Добавить в корзинуПозвонить
Найти в Дзене
ИРОНИЯ СУДЬБЫ

РОДНАЯ ПРИСТАНЬ...

РАССКАЗ. ГЛАВА 2.
Пять лет.
Они пронеслись над селом, как те самые гуси-лебеди, что теперь Сеня с восторгом показывал пальцем в осеннем небе, — шумно, стремительно, оставляя за собой след перемен.
Изба Марии словно расправила плечи.

РАССКАЗ. ГЛАВА 2.

Взято из открытых источников интернета Яндекс.
Взято из открытых источников интернета Яндекс.

Пять лет.

Они пронеслись над селом, как те самые гуси-лебеди, что теперь Сеня с восторгом показывал пальцем в осеннем небе, — шумно, стремительно, оставляя за собой след перемен.

Изба Марии словно расправила плечи.

Старые, подгнившие брёвна у фундамента подновил плотник Семён, дальний родственник, сообразивший, что раз мальца нарекли его именем, то грех не помочь.

Крышу, давно поселённую мхом, немного починили.

Не Мария просила — сами мужики из колхоза, постеснявшись, после одной из выпивок сговорились и пришли субботним утром. Иван Кузьмич лишь рукой махнул: «Хозяйственные нужды». Теперь под крышей этой жила уже не просто вдова с сыном, а семья. Мария, Егорка да Сеня.

Сам Егорка, двенадцатилетний, вытянулся в ёлочку, голос стал ломаться, скатываясь то в мужицкую хрипотцу, то в петушиную фальшь.

Он стыдился этих переливов, говорил скупо и сурово, по-отцовски. В избе он был теперь главным мужчиной.

Рубил дрова так, что щепки летели сизые, ароматные.

Мог и обед разогреть, и картошку почистить. Учёба давалась ему тяжело, с натугой, зато в хозяйстве — золотые руки. После школы не бежал на улицу, а сначала заглядывал в хлев — проверить Бурёнку, потом брал Сеню за руку: «Пойдём, брат, дров принесём».

В его обращении с младшим не было умиления, а была спокойная, уверенная ответственность. Он был для Сени не просто братом, а первой и главной крепостью.

А Сеня… Сеня был тем самым солнцем, что пробилось сквозь осенний туман.
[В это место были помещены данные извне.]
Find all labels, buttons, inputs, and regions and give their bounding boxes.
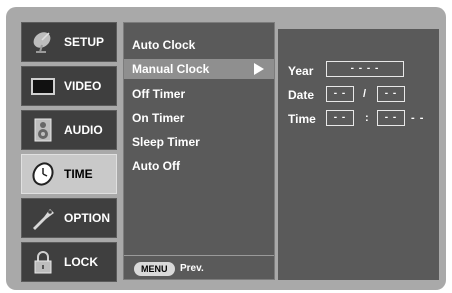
date-label: Date bbox=[288, 88, 315, 102]
day-field[interactable]: - - bbox=[377, 86, 405, 102]
menu-key-badge[interactable]: MENU bbox=[134, 262, 175, 276]
menu-item-label: Manual Clock bbox=[132, 62, 210, 76]
ampm-field[interactable]: - - bbox=[411, 112, 424, 124]
nav-setup[interactable]: SETUP bbox=[21, 22, 117, 62]
clock-icon bbox=[28, 159, 58, 189]
speaker-icon bbox=[28, 115, 58, 145]
menu-item-off-timer[interactable]: Off Timer bbox=[132, 87, 185, 101]
nav-label: SETUP bbox=[64, 35, 105, 49]
prev-label: Prev. bbox=[180, 263, 204, 274]
date-separator: / bbox=[363, 88, 367, 100]
year-field[interactable]: - - - - bbox=[326, 61, 404, 77]
nav-label: OPTION bbox=[64, 211, 111, 225]
time-submenu: Auto Clock Manual Clock Off Timer On Tim… bbox=[123, 22, 275, 280]
menu-item-sleep-timer[interactable]: Sleep Timer bbox=[132, 135, 200, 149]
satellite-dish-icon bbox=[28, 27, 58, 57]
time-separator: : bbox=[365, 112, 369, 124]
nav-time[interactable]: TIME bbox=[21, 154, 117, 194]
padlock-icon bbox=[28, 247, 58, 277]
minute-field[interactable]: - - bbox=[377, 110, 405, 126]
nav-video[interactable]: VIDEO bbox=[21, 66, 117, 106]
time-label: Time bbox=[288, 112, 316, 126]
category-menu: SETUP VIDEO AUDIO TIME OPTION LOCK bbox=[21, 22, 117, 282]
footer-divider bbox=[124, 255, 274, 256]
tag-icon bbox=[28, 203, 58, 233]
nav-lock[interactable]: LOCK bbox=[21, 242, 117, 282]
menu-item-auto-clock[interactable]: Auto Clock bbox=[132, 38, 195, 52]
arrow-right-icon bbox=[254, 63, 264, 75]
nav-label: TIME bbox=[64, 167, 93, 181]
nav-option[interactable]: OPTION bbox=[21, 198, 117, 238]
year-label: Year bbox=[288, 64, 314, 78]
hour-field[interactable]: - - bbox=[326, 110, 354, 126]
menu-item-manual-clock[interactable]: Manual Clock bbox=[124, 59, 274, 79]
nav-label: AUDIO bbox=[64, 123, 103, 137]
nav-audio[interactable]: AUDIO bbox=[21, 110, 117, 150]
nav-label: VIDEO bbox=[64, 79, 102, 93]
month-field[interactable]: - - bbox=[326, 86, 354, 102]
menu-item-on-timer[interactable]: On Timer bbox=[132, 111, 184, 125]
nav-label: LOCK bbox=[64, 255, 98, 269]
menu-item-auto-off[interactable]: Auto Off bbox=[132, 159, 180, 173]
manual-clock-panel: Year - - - - Date - - / - - Time - - : -… bbox=[278, 29, 439, 280]
tv-screen-icon bbox=[28, 71, 58, 101]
Из синюшного, тихого комочка он превратился в звонкого, резвого зайчонка с парой передних зубов, выпавших от неудачного знакомства с крыльцом.

Волосы, тёмные и редкие в младенчестве, отлили теперь медью, вихрились непослушным пухом, который Мария никак не могла уложить гребешком.

Глаза остались огромными, цвета спелой черники, но в них поселилось не беспамятство младенца, а жадный, неутомимый вопрос ко всему на свете: «А почему туча чёрная? А куда речка бежит? А дядь Егорыч отчего старый?»

Он не просто жил — он врывался в жизнь, спотыкаясь, царапая коленки, хватая и пробуя на зуб весь Божий мир.

И самым главным чудом этого мира была, безусловно, Мария.

Он звал её «мам», и в этом слове не было ни тени вопроса, ни намёка на иную судьбу. Она была началом и концом его вселенной: её подол пахнул хлебом и дымом, её руки были шершавыми и бесконечно нежными, её голос усмирял любую ночную боязнь.

Жизнь Марии стала в два раза тяжелее и втрое светлее.

Работа в колхозе не убавилась, а прибавилась — теперь она была ещё и дояркой на ферме, чтобы получать лишнюю копейку.

Спина ныла по ночам глухим, упрямым стоном.

В волосах, ещё тёмных, но уже без блеска, заселась первая, настырная седина. Ладони, всегда шероховатые, теперь покрылись сеткой неизгладимых трещин.

Но в глазах, уставших к вечеру, появился новый свет — тихий, глубокий, как отражение неба в лесном озере после грозы. Это был свет не просто выживания, а обретённого смысла.

Она теперь смеялась.

Раньше улыбка была у неё редкой гостьей, скупой и быстрой. А теперь она могла рассмеяться до слёз, глядя, как Сеня, нарядившись в её огромный платок,стоит возле неё, а Бурёнка с покорным мычанием лижет ему ухо.

Она научилась рассказывать сказки — не те, из книжек, а свои, где добрый конь помогал сироте, а в стогу сена могла оказаться волшебная ягода. И в этих сказках никогда не было злой мачехи или бросивших родителей. Мир в её устах был суров, но справедлив.

История его появления Семки , не была тайной.

В деревне ничего нельзя утаить. Сеня знал, что его «нашли в стогу, как грибочек».

Это было для него такой же неотъемлемой частью его бытия, как то, что небо синее, а снег холодный. Иногда, забираясь вечером к ней на колени, он спрашивал:

— Мам, а в том стогу было холодно?

— Нет, сынок, — отвечала она, качая его. — Сено тёплое. Оно, как одеяло, тебя хранило, пока я не пришла.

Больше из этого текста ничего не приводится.